Charge-induced structural transition between seashell-like B29− and B29+ in 18 π-electron configurations

Recent joint experimental and theoretical investigations have shown that seashell-like C2 B28 is the smallest neutral borospherene reported to date, while seashell-like Cs B29− (1−) as a minor isomer competes with its quasi-planar counterparts in B29− cluster beams. Extensive global minimum searches and first-principles theory calculations performed in this work indicate that with two valence electrons detached from B29−, the B29+ monocation favors a seashell-like Cs B29+ (1+) much different from Cs B29− (1−) in geometry which is overwhelmingly the global minimum of the system with three B7 heptagonal holes in the front, on the back, and at the bottom, respectively, unveiling an interesting charge-induced structural transition from Cs B29− (1−) to Cs B29+ (1+).
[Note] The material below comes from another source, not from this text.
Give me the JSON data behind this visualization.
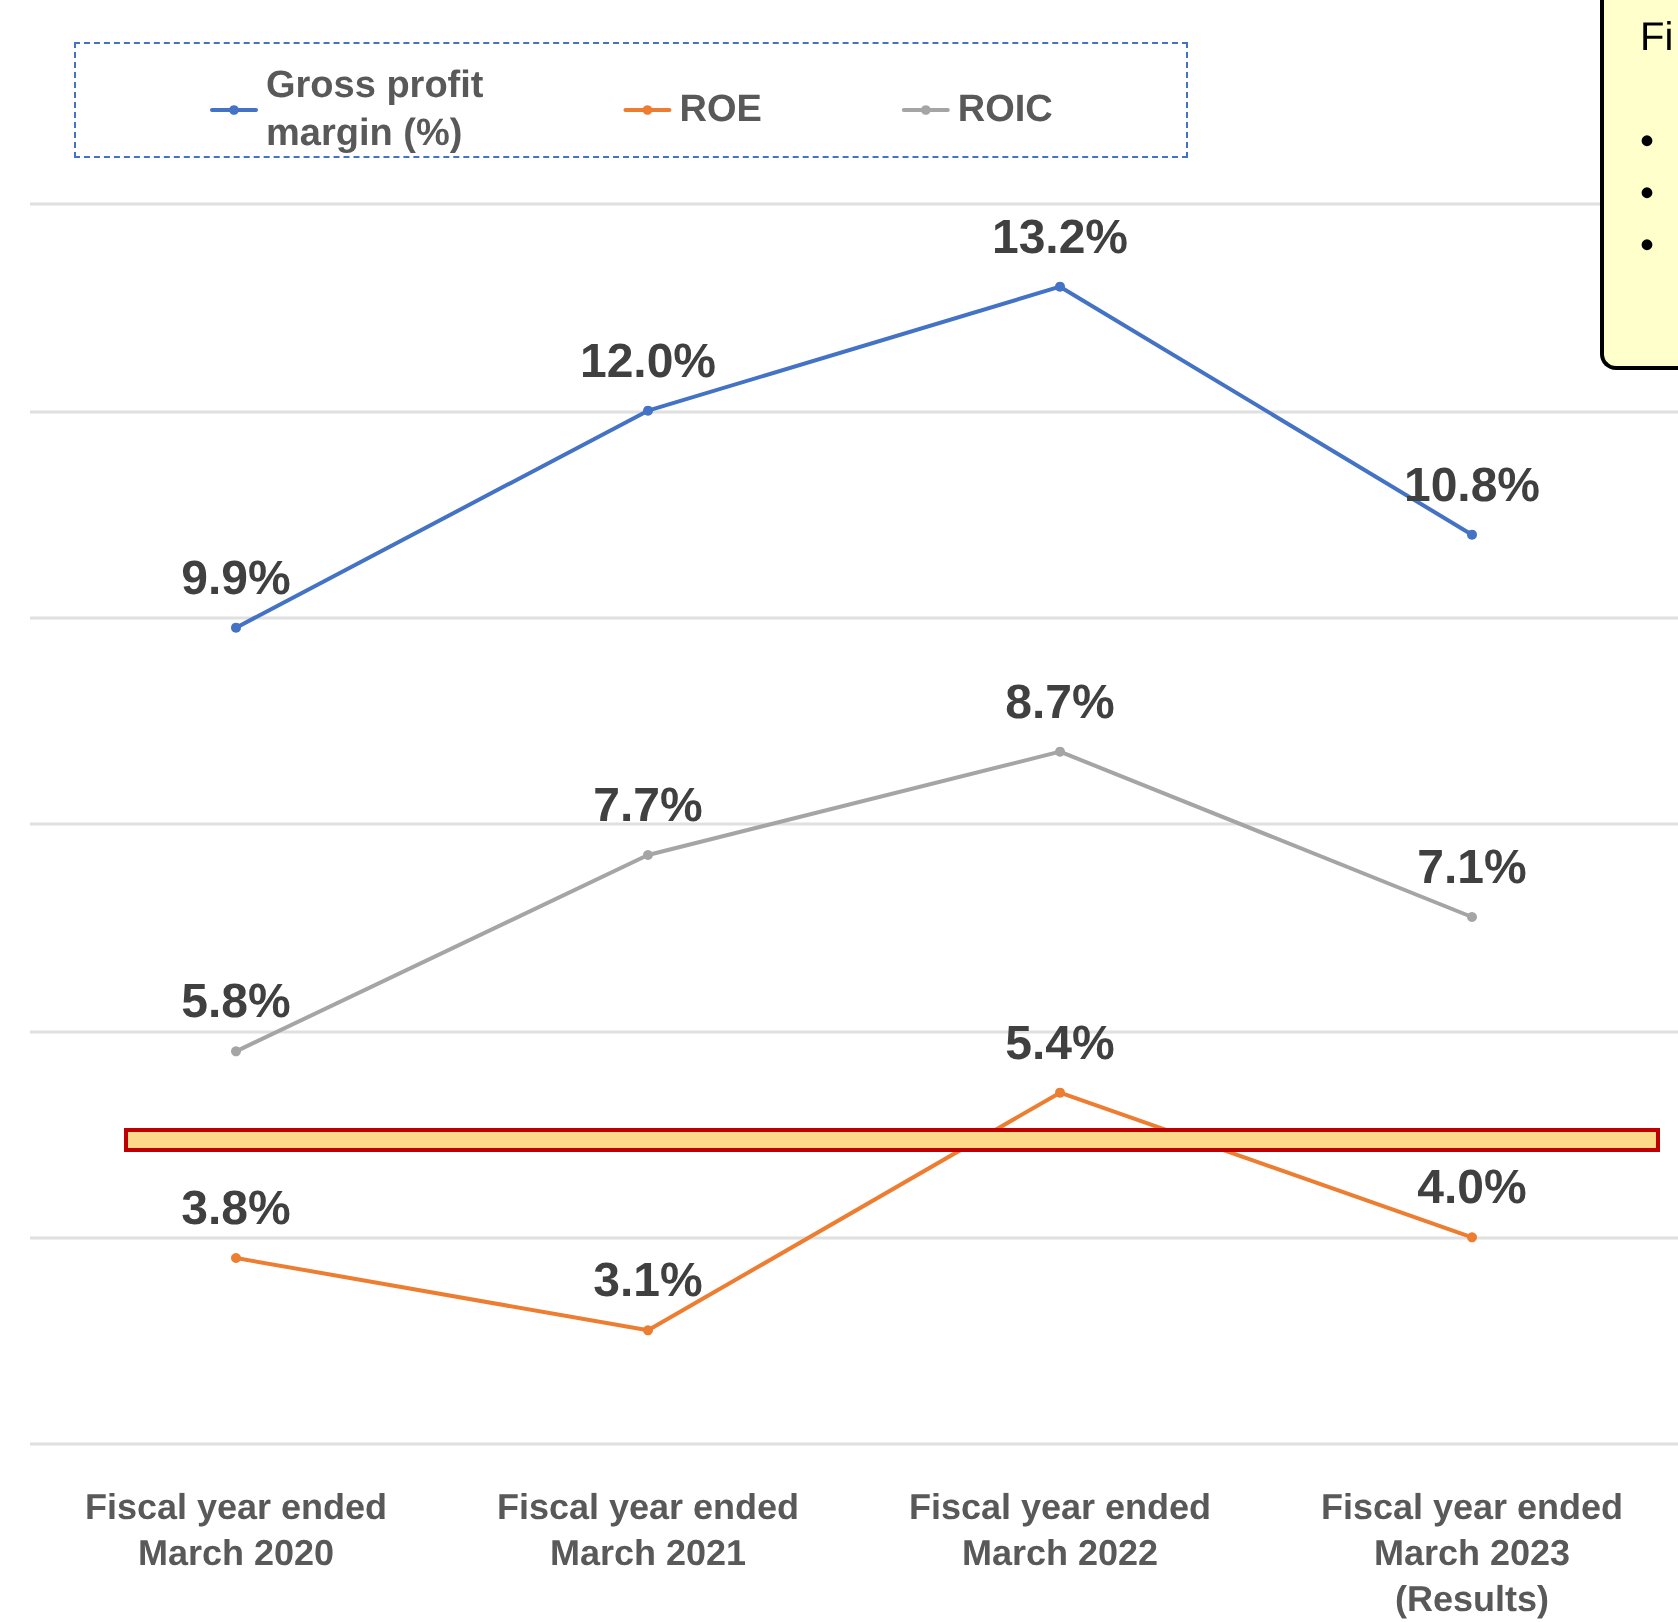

Detailed bonding analyses show that with one less σ bond than B29− (1−), Cs B29+ (1+) also possesses nine delocalized π-bonds over its σ-skeleton on the cage surface with a σ + π double delocalization bonding pattern and follows the 2(n + 1)2 electron counting rule for 3D spherical aromaticity (n = 2). B29+ (1+) is therefore the smallest borospherene monocation reported to date which is π-isovalent with the smallest neutral borospherene C2 B28. The IR, Raman, and UV-vis spectra of B29+ (1+) are computationally simulated to facilitate its spectroscopic characterization.